Updated

A people's militia that could be a bulwark in defending Baghdad against any U.S. invasion has carried out a war game designed to confront an enemy force attacking from several directions, a newspaper reported Sunday.

Meanwhile, a team of U.N. arms inspectors operating from a just-opened base in Mosul searched one of the northern city's hospitals. Other teams searched five sites in and around Baghdad and in the southern city of Basra.

At the Baghdad Space Research and Development Center, the arms experts carried out what was publicly one of their most wide-ranging inspections. They filmed people leaving the building and searched them and their cars. Some people at the center -- which works on missile systems -- were clearly angry with the intrusion.

Kamal Aziz, a worker at the Irrigation Ministry, said he had just finished an appointment at the space center and got trapped by the inspectors.

"When we wanted to leave, we were surprised to see them closing the gate. They did not pose any questions but, as we were going outside, they searched us, searched our cars and the documents we were holding. ... This is limiting our freedom," he told reporters.

In the reported war game, the people's militia of Saddam Hussein's Baath Party conducted the drill Saturday in Babil province, directly south of Baghdad, the official daily Al-Iraq said. Militiamen practiced deceiving an attacking enemy and fighting in urban and rural areas, the paper said.

The brief article did not say how many troops took part, nor did it include photographs of the exercise. It quoted a senior Baath party member, Fadhil Mahmoud al-Mishiykhi, as praising the fighters' efficiency and morale in battling a campaign against Iraq launched by the United States and "its Zionist ally" -- meaning Israel.

Late last month, the state-run Iraqi press reported a similar exercise in Babil province, again without giving details. Iraqi officials frequently have claimed any invading force would be confronted not only by troops but by armed citizens defending every city and village in the country.

An editorial in the Baath Party daily Al-Thawra on Sunday accused the United States of trying to solve its "increasing economic problems" by dominating world oil supplies. It called on other nations to join oil-rich Iraq in confronting the Americans.

"The aggressor should be told, "Stop your aggression or else you will face a bold resistance and will be defeated," the paper said.

U.S. officials maintain President Bush has not made a decision to go to war in Iraq and say he has expressed hope that the crisis can be settled peacefully through the U.N. arms experts whose job is to determine whether Iraq still has chemical and biological weapons and a nuclear development program. Iraq maintains it does not.
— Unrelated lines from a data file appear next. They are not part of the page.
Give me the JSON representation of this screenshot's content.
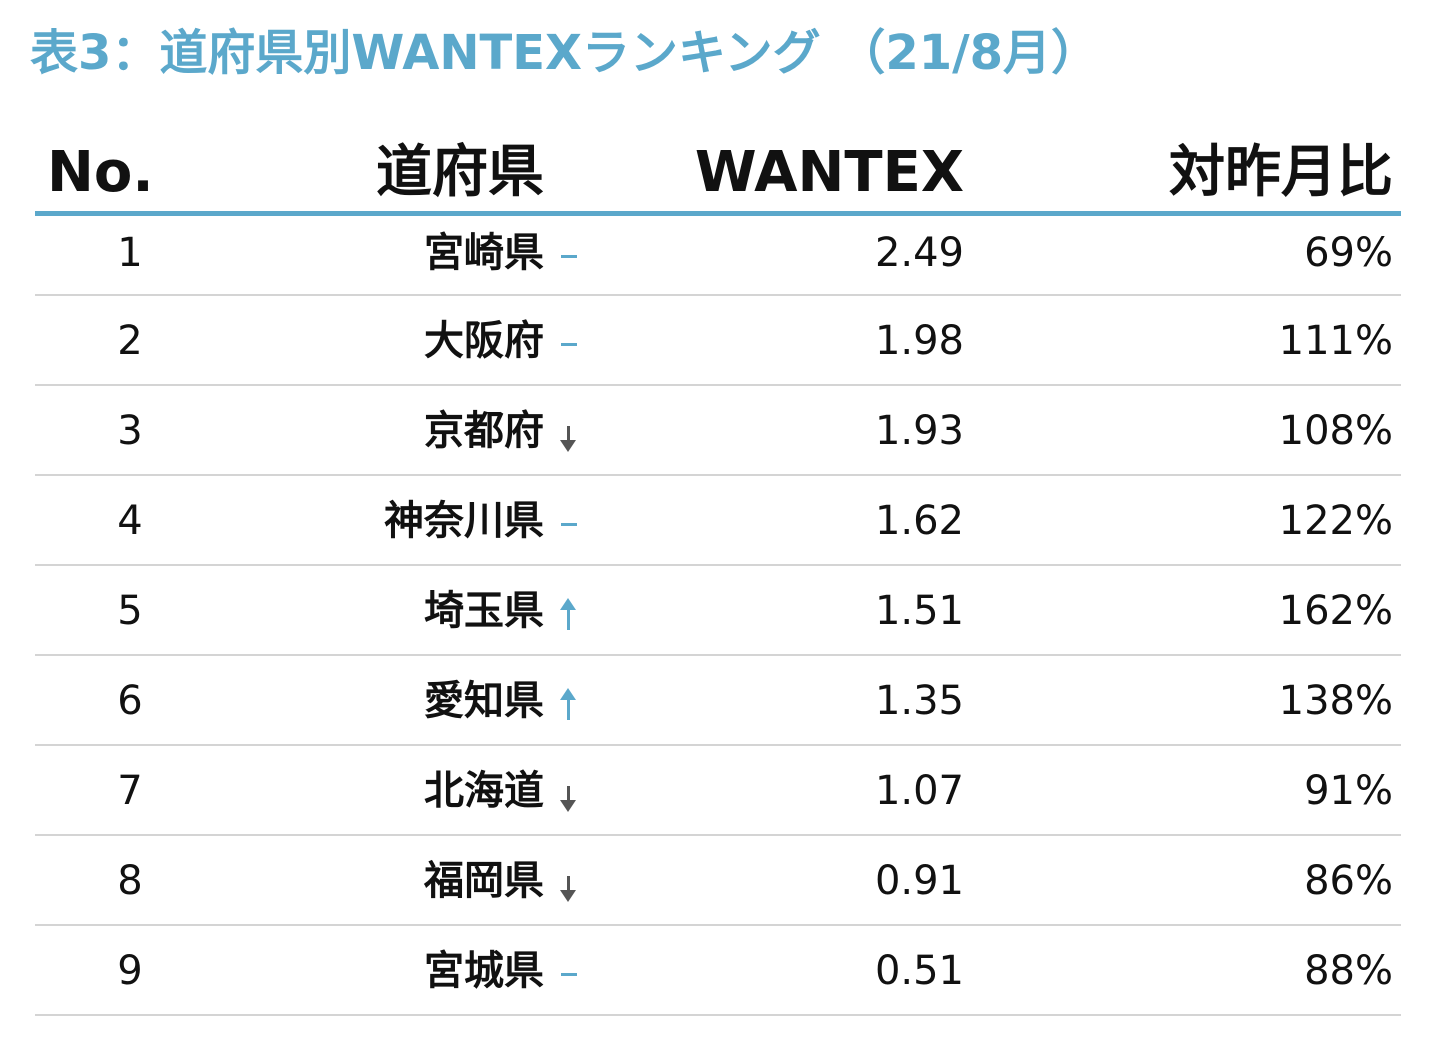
{
  "title": "表3：道府県別WANTEXランキング （21/8月）",
  "colors": {
    "accent": "#5ba8cb",
    "down_arrow": "#555555",
    "divider": "#d4d4d4"
  },
  "table": {
    "headers": {
      "no": "No.",
      "prefecture": "道府県",
      "wantex": "WANTEX",
      "ratio": "対昨月比"
    },
    "rows": [
      {
        "rank": "1",
        "prefecture": "宮崎県",
        "trend": "flat",
        "wantex": "2.49",
        "ratio": "69%"
      },
      {
        "rank": "2",
        "prefecture": "大阪府",
        "trend": "flat",
        "wantex": "1.98",
        "ratio": "111%"
      },
      {
        "rank": "3",
        "prefecture": "京都府",
        "trend": "down",
        "wantex": "1.93",
        "ratio": "108%"
      },
      {
        "rank": "4",
        "prefecture": "神奈川県",
        "trend": "flat",
        "wantex": "1.62",
        "ratio": "122%"
      },
      {
        "rank": "5",
        "prefecture": "埼玉県",
        "trend": "up",
        "wantex": "1.51",
        "ratio": "162%"
      },
      {
        "rank": "6",
        "prefecture": "愛知県",
        "trend": "up",
        "wantex": "1.35",
        "ratio": "138%"
      },
      {
        "rank": "7",
        "prefecture": "北海道",
        "trend": "down",
        "wantex": "1.07",
        "ratio": "91%"
      },
      {
        "rank": "8",
        "prefecture": "福岡県",
        "trend": "down",
        "wantex": "0.91",
        "ratio": "86%"
      },
      {
        "rank": "9",
        "prefecture": "宮城県",
        "trend": "flat",
        "wantex": "0.51",
        "ratio": "88%"
      }
    ]
  }
}
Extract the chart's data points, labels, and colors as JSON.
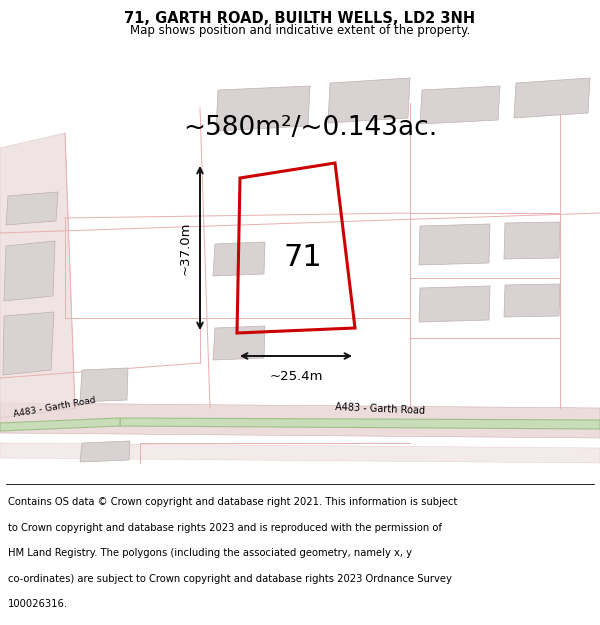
{
  "title": "71, GARTH ROAD, BUILTH WELLS, LD2 3NH",
  "subtitle": "Map shows position and indicative extent of the property.",
  "area_label": "~580m²/~0.143ac.",
  "plot_number": "71",
  "width_label": "~25.4m",
  "height_label": "~37.0m",
  "road_label": "A483 - Garth Road",
  "road_label_short": "A483 - Garth Road",
  "footer_text_line1": "Contains OS data © Crown copyright and database right 2021. This information is subject",
  "footer_text_line2": "to Crown copyright and database rights 2023 and is reproduced with the permission of",
  "footer_text_line3": "HM Land Registry. The polygons (including the associated geometry, namely x, y",
  "footer_text_line4": "co-ordinates) are subject to Crown copyright and database rights 2023 Ordnance Survey",
  "footer_text_line5": "100026316.",
  "map_bg": "#f5efef",
  "road_fill": "#ecdcdc",
  "road_edge": "#d4b0b0",
  "road_green_fill": "#c8ddb8",
  "road_green_edge": "#a0bf88",
  "plot_color": "#cc0000",
  "building_fill": "#d8d2d2",
  "building_edge": "#c0b0b0",
  "pink_line": "#e8b0b0",
  "dim_color": "#111111",
  "title_fontsize": 10.5,
  "subtitle_fontsize": 8.5,
  "area_fontsize": 19,
  "plot_num_fontsize": 22,
  "dim_fontsize": 9.5,
  "road_fontsize": 7,
  "footer_fontsize": 7.2
}
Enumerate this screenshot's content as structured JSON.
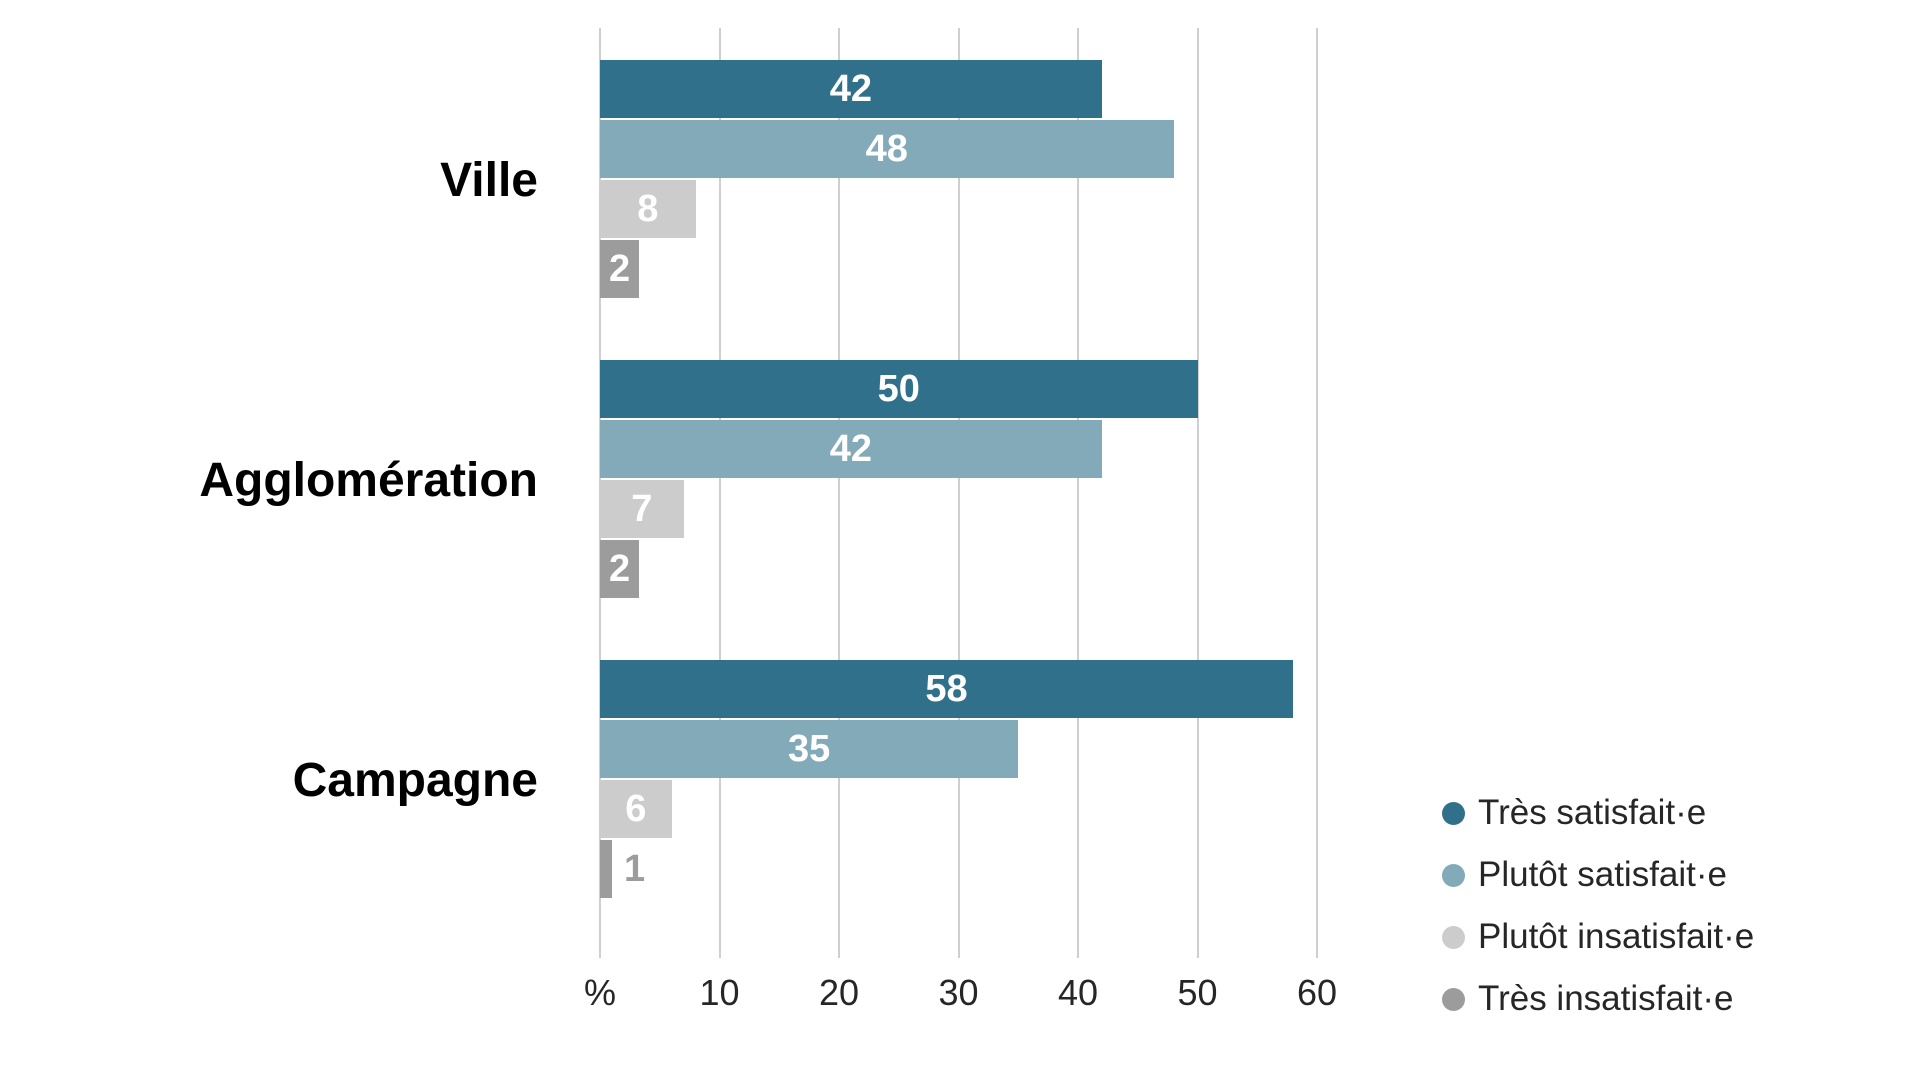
{
  "chart_data": {
    "type": "bar",
    "orientation": "horizontal",
    "title": "",
    "xlabel": "%",
    "ylabel": "",
    "categories": [
      "Ville",
      "Agglomération",
      "Campagne"
    ],
    "series": [
      {
        "name": "Très satisfait·e",
        "color": "#30708a",
        "values": [
          42,
          50,
          58
        ]
      },
      {
        "name": "Plutôt satisfait·e",
        "color": "#83aab8",
        "values": [
          48,
          42,
          35
        ]
      },
      {
        "name": "Plutôt insatisfait·e",
        "color": "#cccccc",
        "values": [
          8,
          7,
          6
        ]
      },
      {
        "name": "Très insatisfait·e",
        "color": "#9c9c9c",
        "values": [
          2,
          2,
          1
        ]
      }
    ],
    "x_axis": {
      "tick_labels": [
        "%",
        "10",
        "20",
        "30",
        "40",
        "50",
        "60"
      ],
      "tick_values": [
        0,
        10,
        20,
        30,
        40,
        50,
        60
      ],
      "min": 0,
      "max": 60
    },
    "grid": true,
    "legend_position": "bottom-right",
    "value_labels": "inside-white-bold",
    "outside_label_color": "#9c9c9c",
    "gridline_color": "#cfcfcf"
  }
}
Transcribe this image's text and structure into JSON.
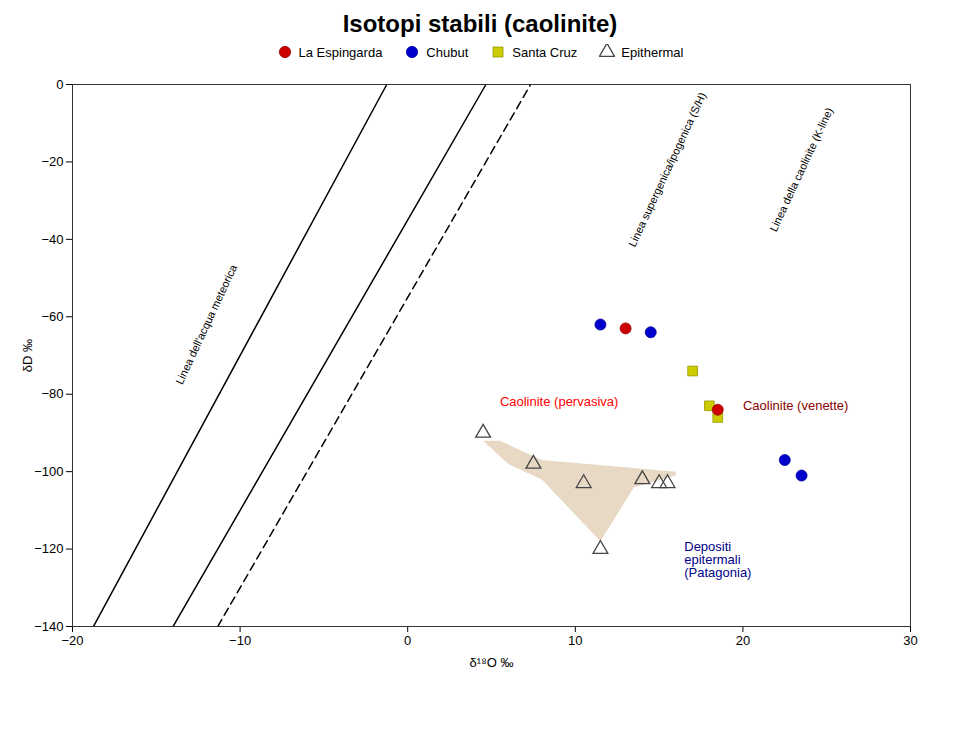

Weapons inspectors have said Iraq's accounting of its weapons program fails to provide enough evidence to support Baghdad's claims to have destroyed missiles, warheads and chemical agents such as VX nerve gas.

The Bush Administration cited nine areas in which it said Iraq's declaration fails to provide a complete picture of actual weapons holdings, including unaccounted-for thousands of pounds of growth media for producing anthrax and chemical precursors for manufacturing mustard gas.

On Saturday, U.S. Central Command said American and British warplanes dropped 240,000 propaganda leaflets over southern Iraq for the second time in three days, providing radio frequencies that broadcast messages urging Iraqis to oppose Saddam. The cities targeted were Al Amarah and As Samawah, both about 170 miles southeast of Baghdad.

On Sunday, the team of U.N. inspectors in Mosul visited the Ibn Sina Hospital, according to Iraqi officials. The experts in various weapons fields opened a headquarters in the northern city Saturday to broaden the range of their searches, locating temporarily in a hotel flying the blue United Nations flag until a permanent base is created.

In southern Iraq, inspectors checked out the marine science department at Basra University's College of Science. Other teams visited the Saddam graphite factory south of Baghdad and three facilities in the city -- the Seventh of April Co., named for the founding date of the Baath Party; the Al-Basil chemical company; and the Al-Rasheed Military Hospital.

Under U.N. Security Council resolutions, the U.N. inspectors must certify Iraq is free of banned weapons before economic sanctions on the country can be lifted. The sanctions were imposed after Iraq invaded neighboring Kuwait in 1990.

The Iraqi army was driven out of Kuwait by a U.S.-led international coalition in the ensuing Gulf War, and weapons inspectors have been in the country off and on since. The latest inspection teams arrived Nov. 25 under a new U.N. Security Council resolution that gives them a tough mandate to search any site without warning.